Mann's thinking applied to current conditions suggests that globalization and territoriality are not at odds. They are, in fact, power sources operating at different scales. Nation states have political and military power which is based on physical contiguity. Globalization is, so far, an economic phenomenon. (Ideology doesn't play much of a role - yet.) This is not unlike the situation Mann describes in the Middle East around 900 - 400 BC. A number of quite distinct power centers around the Mediterranean, from Egypt to Persia, were stitched together by Phoenician and Greek trade.
I therefore think that my fears of "vertical" conflict between national and global power players are overblown.
A much more likely fight is a "horizontal" one between nation states on the basis of the globalization enabled by digital technology.
I was told yesterday that business leaders in major companies are frustrated by inability of their CIOs to deliver the business system interconnection they need; outsourcing would be much more common than it is today if Service Oriented Architectures actually worked.
Another straw in the wind: some researchers suggest that demand for university places in India will rise to 9 million places in 2015, and 20 million places in China in 2025. The NCES projects that just over 2 million bachelor's and master's degrees will be conferred in the US in 2013. In other words: in less than ten years, there will be more than ten times as many qualified knowledge workers in Asia as in the US.
At this point interpretation becomes a matter of temperament and bias. Some people believe that the rise in international trade and the shift to a knowledge economy will lead to a happy world where everybody becomes more affluent. Richard Rosecrance argues from this corner in The Rise of the Virtual State: Wealth and Power in the Coming Century.
I'm not convinced; for my money, Prof. Rosecrance under-estimates the negative impact the rise of knowledge economies in Asia will have on earning potential and life-style of Americans and Europeans. The standard of living in Asia will certainly rise; the question is whether economic growth is enough of a non-zero sum game for US/EU living standards not to decline. Rosecrance argues that the rise of virtual economies will make military conquest obsolete. Even if this were true, it addresses only one of the four sources of power that Michael Mann uses.
Organizations with global aspirations, from international NGOs to multi-national companies, play a crucial role in accelerating the development of a world where such conflicts arise. They can also play a key role in defusing tensions. Countries go to war where there is no commonly accepted authority to resolve their differences. Global organizations can create the conditions where there is a common set of values within which conflicts can be worked out.
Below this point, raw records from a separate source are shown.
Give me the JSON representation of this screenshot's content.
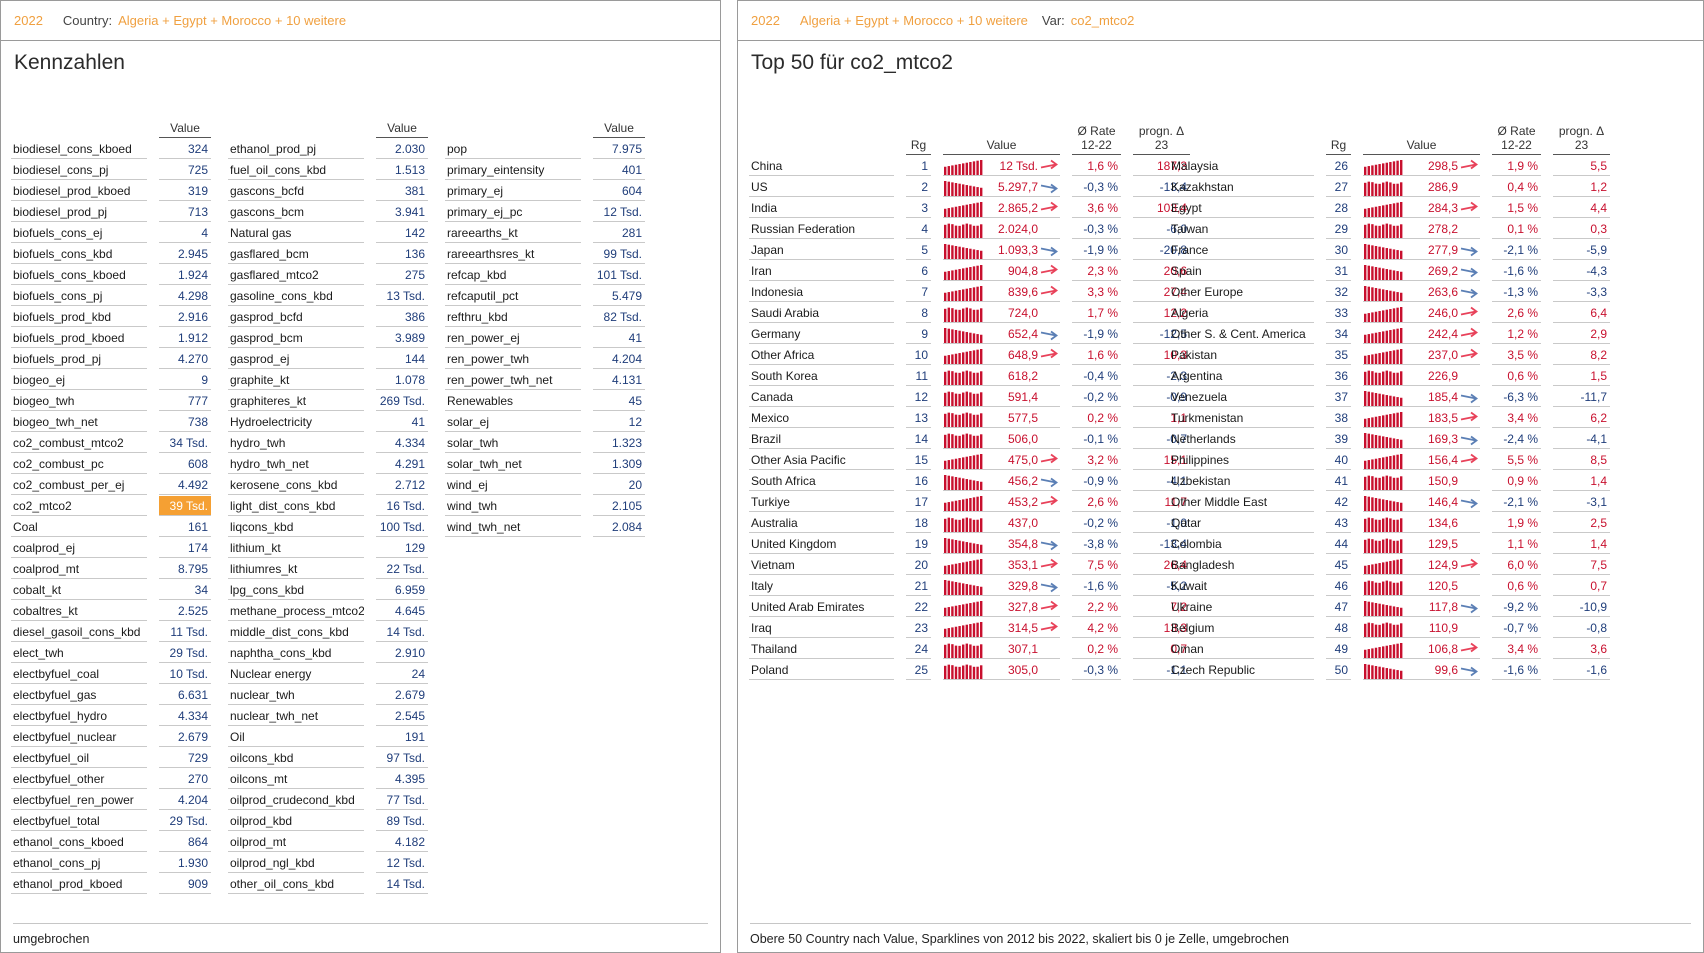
{
  "left_panel": {
    "header": {
      "year": "2022",
      "country_label": "Country:",
      "country_value": "Algeria + Egypt + Morocco + 10 weitere"
    },
    "title": "Kennzahlen",
    "value_header": "Value",
    "columns": [
      [
        [
          "biodiesel_cons_kboed",
          "324"
        ],
        [
          "biodiesel_cons_pj",
          "725"
        ],
        [
          "biodiesel_prod_kboed",
          "319"
        ],
        [
          "biodiesel_prod_pj",
          "713"
        ],
        [
          "biofuels_cons_ej",
          "4"
        ],
        [
          "biofuels_cons_kbd",
          "2.945"
        ],
        [
          "biofuels_cons_kboed",
          "1.924"
        ],
        [
          "biofuels_cons_pj",
          "4.298"
        ],
        [
          "biofuels_prod_kbd",
          "2.916"
        ],
        [
          "biofuels_prod_kboed",
          "1.912"
        ],
        [
          "biofuels_prod_pj",
          "4.270"
        ],
        [
          "biogeo_ej",
          "9"
        ],
        [
          "biogeo_twh",
          "777"
        ],
        [
          "biogeo_twh_net",
          "738"
        ],
        [
          "co2_combust_mtco2",
          "34 Tsd."
        ],
        [
          "co2_combust_pc",
          "608"
        ],
        [
          "co2_combust_per_ej",
          "4.492"
        ],
        [
          "co2_mtco2",
          "39 Tsd."
        ],
        [
          "Coal",
          "161"
        ],
        [
          "coalprod_ej",
          "174"
        ],
        [
          "coalprod_mt",
          "8.795"
        ],
        [
          "cobalt_kt",
          "34"
        ],
        [
          "cobaltres_kt",
          "2.525"
        ],
        [
          "diesel_gasoil_cons_kbd",
          "11 Tsd."
        ],
        [
          "elect_twh",
          "29 Tsd."
        ],
        [
          "electbyfuel_coal",
          "10 Tsd."
        ],
        [
          "electbyfuel_gas",
          "6.631"
        ],
        [
          "electbyfuel_hydro",
          "4.334"
        ],
        [
          "electbyfuel_nuclear",
          "2.679"
        ],
        [
          "electbyfuel_oil",
          "729"
        ],
        [
          "electbyfuel_other",
          "270"
        ],
        [
          "electbyfuel_ren_power",
          "4.204"
        ],
        [
          "electbyfuel_total",
          "29 Tsd."
        ],
        [
          "ethanol_cons_kboed",
          "864"
        ],
        [
          "ethanol_cons_pj",
          "1.930"
        ],
        [
          "ethanol_prod_kboed",
          "909"
        ]
      ],
      [
        [
          "ethanol_prod_pj",
          "2.030"
        ],
        [
          "fuel_oil_cons_kbd",
          "1.513"
        ],
        [
          "gascons_bcfd",
          "381"
        ],
        [
          "gascons_bcm",
          "3.941"
        ],
        [
          "Natural gas",
          "142"
        ],
        [
          "gasflared_bcm",
          "136"
        ],
        [
          "gasflared_mtco2",
          "275"
        ],
        [
          "gasoline_cons_kbd",
          "13 Tsd."
        ],
        [
          "gasprod_bcfd",
          "386"
        ],
        [
          "gasprod_bcm",
          "3.989"
        ],
        [
          "gasprod_ej",
          "144"
        ],
        [
          "graphite_kt",
          "1.078"
        ],
        [
          "graphiteres_kt",
          "269 Tsd."
        ],
        [
          "Hydroelectricity",
          "41"
        ],
        [
          "hydro_twh",
          "4.334"
        ],
        [
          "hydro_twh_net",
          "4.291"
        ],
        [
          "kerosene_cons_kbd",
          "2.712"
        ],
        [
          "light_dist_cons_kbd",
          "16 Tsd."
        ],
        [
          "liqcons_kbd",
          "100 Tsd."
        ],
        [
          "lithium_kt",
          "129"
        ],
        [
          "lithiumres_kt",
          "22 Tsd."
        ],
        [
          "lpg_cons_kbd",
          "6.959"
        ],
        [
          "methane_process_mtco2",
          "4.645"
        ],
        [
          "middle_dist_cons_kbd",
          "14 Tsd."
        ],
        [
          "naphtha_cons_kbd",
          "2.910"
        ],
        [
          "Nuclear energy",
          "24"
        ],
        [
          "nuclear_twh",
          "2.679"
        ],
        [
          "nuclear_twh_net",
          "2.545"
        ],
        [
          "Oil",
          "191"
        ],
        [
          "oilcons_kbd",
          "97 Tsd."
        ],
        [
          "oilcons_mt",
          "4.395"
        ],
        [
          "oilprod_crudecond_kbd",
          "77 Tsd."
        ],
        [
          "oilprod_kbd",
          "89 Tsd."
        ],
        [
          "oilprod_mt",
          "4.182"
        ],
        [
          "oilprod_ngl_kbd",
          "12 Tsd."
        ],
        [
          "other_oil_cons_kbd",
          "14 Tsd."
        ]
      ],
      [
        [
          "pop",
          "7.975"
        ],
        [
          "primary_eintensity",
          "401"
        ],
        [
          "primary_ej",
          "604"
        ],
        [
          "primary_ej_pc",
          "12 Tsd."
        ],
        [
          "rareearths_kt",
          "281"
        ],
        [
          "rareearthsres_kt",
          "99 Tsd."
        ],
        [
          "refcap_kbd",
          "101 Tsd."
        ],
        [
          "refcaputil_pct",
          "5.479"
        ],
        [
          "refthru_kbd",
          "82 Tsd."
        ],
        [
          "ren_power_ej",
          "41"
        ],
        [
          "ren_power_twh",
          "4.204"
        ],
        [
          "ren_power_twh_net",
          "4.131"
        ],
        [
          "Renewables",
          "45"
        ],
        [
          "solar_ej",
          "12"
        ],
        [
          "solar_twh",
          "1.323"
        ],
        [
          "solar_twh_net",
          "1.309"
        ],
        [
          "wind_ej",
          "20"
        ],
        [
          "wind_twh",
          "2.105"
        ],
        [
          "wind_twh_net",
          "2.084"
        ]
      ]
    ],
    "highlighted": "co2_mtco2",
    "footer": "umgebrochen"
  },
  "right_panel": {
    "header": {
      "year": "2022",
      "country_label": "Country:",
      "country_value": "Algeria + Egypt + Morocco + 10 weitere",
      "var_label": "Var:",
      "var_value": "co2_mtco2"
    },
    "title": "Top 50 für co2_mtco2",
    "col_headers": {
      "rank": "Rg",
      "value": "Value",
      "rate_l1": "Ø Rate",
      "rate_l2": "12-22",
      "prog_l1": "progn. Δ",
      "prog_l2": "23"
    },
    "colors": {
      "positive": "#c8102e",
      "negative": "#1f3d7a",
      "arrow_up": "#e8425a",
      "arrow_down": "#5b7fb5",
      "highlight": "#f5a033",
      "header_accent": "#f0a040"
    },
    "rows": [
      [
        "China",
        "1",
        "12 Tsd.",
        "up",
        "1,6 %",
        "187,3"
      ],
      [
        "US",
        "2",
        "5.297,7",
        "down",
        "-0,3 %",
        "-13,4"
      ],
      [
        "India",
        "3",
        "2.865,2",
        "up",
        "3,6 %",
        "103,4"
      ],
      [
        "Russian Federation",
        "4",
        "2.024,0",
        "",
        "-0,3 %",
        "-6,0"
      ],
      [
        "Japan",
        "5",
        "1.093,3",
        "down",
        "-1,9 %",
        "-20,8"
      ],
      [
        "Iran",
        "6",
        "904,8",
        "up",
        "2,3 %",
        "20,6"
      ],
      [
        "Indonesia",
        "7",
        "839,6",
        "up",
        "3,3 %",
        "27,4"
      ],
      [
        "Saudi Arabia",
        "8",
        "724,0",
        "",
        "1,7 %",
        "12,2"
      ],
      [
        "Germany",
        "9",
        "652,4",
        "down",
        "-1,9 %",
        "-12,5"
      ],
      [
        "Other Africa",
        "10",
        "648,9",
        "up",
        "1,6 %",
        "10,3"
      ],
      [
        "South Korea",
        "11",
        "618,2",
        "",
        "-0,4 %",
        "-2,3"
      ],
      [
        "Canada",
        "12",
        "591,4",
        "",
        "-0,2 %",
        "-0,9"
      ],
      [
        "Mexico",
        "13",
        "577,5",
        "",
        "0,2 %",
        "1,1"
      ],
      [
        "Brazil",
        "14",
        "506,0",
        "",
        "-0,1 %",
        "-0,7"
      ],
      [
        "Other Asia Pacific",
        "15",
        "475,0",
        "up",
        "3,2 %",
        "15,1"
      ],
      [
        "South Africa",
        "16",
        "456,2",
        "down",
        "-0,9 %",
        "-4,1"
      ],
      [
        "Turkiye",
        "17",
        "453,2",
        "up",
        "2,6 %",
        "11,7"
      ],
      [
        "Australia",
        "18",
        "437,0",
        "",
        "-0,2 %",
        "-1,0"
      ],
      [
        "United Kingdom",
        "19",
        "354,8",
        "down",
        "-3,8 %",
        "-13,4"
      ],
      [
        "Vietnam",
        "20",
        "353,1",
        "up",
        "7,5 %",
        "26,4"
      ],
      [
        "Italy",
        "21",
        "329,8",
        "down",
        "-1,6 %",
        "-5,2"
      ],
      [
        "United Arab Emirates",
        "22",
        "327,8",
        "up",
        "2,2 %",
        "7,2"
      ],
      [
        "Iraq",
        "23",
        "314,5",
        "up",
        "4,2 %",
        "13,3"
      ],
      [
        "Thailand",
        "24",
        "307,1",
        "",
        "0,2 %",
        "0,7"
      ],
      [
        "Poland",
        "25",
        "305,0",
        "",
        "-0,3 %",
        "-1,1"
      ],
      [
        "Malaysia",
        "26",
        "298,5",
        "up",
        "1,9 %",
        "5,5"
      ],
      [
        "Kazakhstan",
        "27",
        "286,9",
        "",
        "0,4 %",
        "1,2"
      ],
      [
        "Egypt",
        "28",
        "284,3",
        "up",
        "1,5 %",
        "4,4"
      ],
      [
        "Taiwan",
        "29",
        "278,2",
        "",
        "0,1 %",
        "0,3"
      ],
      [
        "France",
        "30",
        "277,9",
        "down",
        "-2,1 %",
        "-5,9"
      ],
      [
        "Spain",
        "31",
        "269,2",
        "down",
        "-1,6 %",
        "-4,3"
      ],
      [
        "Other Europe",
        "32",
        "263,6",
        "down",
        "-1,3 %",
        "-3,3"
      ],
      [
        "Algeria",
        "33",
        "246,0",
        "up",
        "2,6 %",
        "6,4"
      ],
      [
        "Other S. & Cent. America",
        "34",
        "242,4",
        "up",
        "1,2 %",
        "2,9"
      ],
      [
        "Pakistan",
        "35",
        "237,0",
        "up",
        "3,5 %",
        "8,2"
      ],
      [
        "Argentina",
        "36",
        "226,9",
        "",
        "0,6 %",
        "1,5"
      ],
      [
        "Venezuela",
        "37",
        "185,4",
        "down",
        "-6,3 %",
        "-11,7"
      ],
      [
        "Turkmenistan",
        "38",
        "183,5",
        "up",
        "3,4 %",
        "6,2"
      ],
      [
        "Netherlands",
        "39",
        "169,3",
        "down",
        "-2,4 %",
        "-4,1"
      ],
      [
        "Philippines",
        "40",
        "156,4",
        "up",
        "5,5 %",
        "8,5"
      ],
      [
        "Uzbekistan",
        "41",
        "150,9",
        "",
        "0,9 %",
        "1,4"
      ],
      [
        "Other Middle East",
        "42",
        "146,4",
        "down",
        "-2,1 %",
        "-3,1"
      ],
      [
        "Qatar",
        "43",
        "134,6",
        "",
        "1,9 %",
        "2,5"
      ],
      [
        "Colombia",
        "44",
        "129,5",
        "",
        "1,1 %",
        "1,4"
      ],
      [
        "Bangladesh",
        "45",
        "124,9",
        "up",
        "6,0 %",
        "7,5"
      ],
      [
        "Kuwait",
        "46",
        "120,5",
        "",
        "0,6 %",
        "0,7"
      ],
      [
        "Ukraine",
        "47",
        "117,8",
        "down",
        "-9,2 %",
        "-10,9"
      ],
      [
        "Belgium",
        "48",
        "110,9",
        "",
        "-0,7 %",
        "-0,8"
      ],
      [
        "Oman",
        "49",
        "106,8",
        "up",
        "3,4 %",
        "3,6"
      ],
      [
        "Czech Republic",
        "50",
        "99,6",
        "down",
        "-1,6 %",
        "-1,6"
      ]
    ],
    "footer": "Obere 50 Country nach Value, Sparklines von 2012 bis 2022, skaliert bis 0 je Zelle, umgebrochen"
  }
}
This does not necessarily imply a global government. Government is just one of Mann's four sources of power, ie political power. Ideology can play a similar role without the creation of a black helicopter brigade. But what ideology? I'm still thinking about that... Fifty years ago one might have proposed communism or capitalism. These days the most obvious candidate is neoliberalism. However, there's a more interesting possibility: the emergence of a ideology based on the synthesis of neoliberalism and socialist activism. One can see the makings of such a fusion in many technology companies whose employees are predominantly Left on social issues and Right on commercial ones.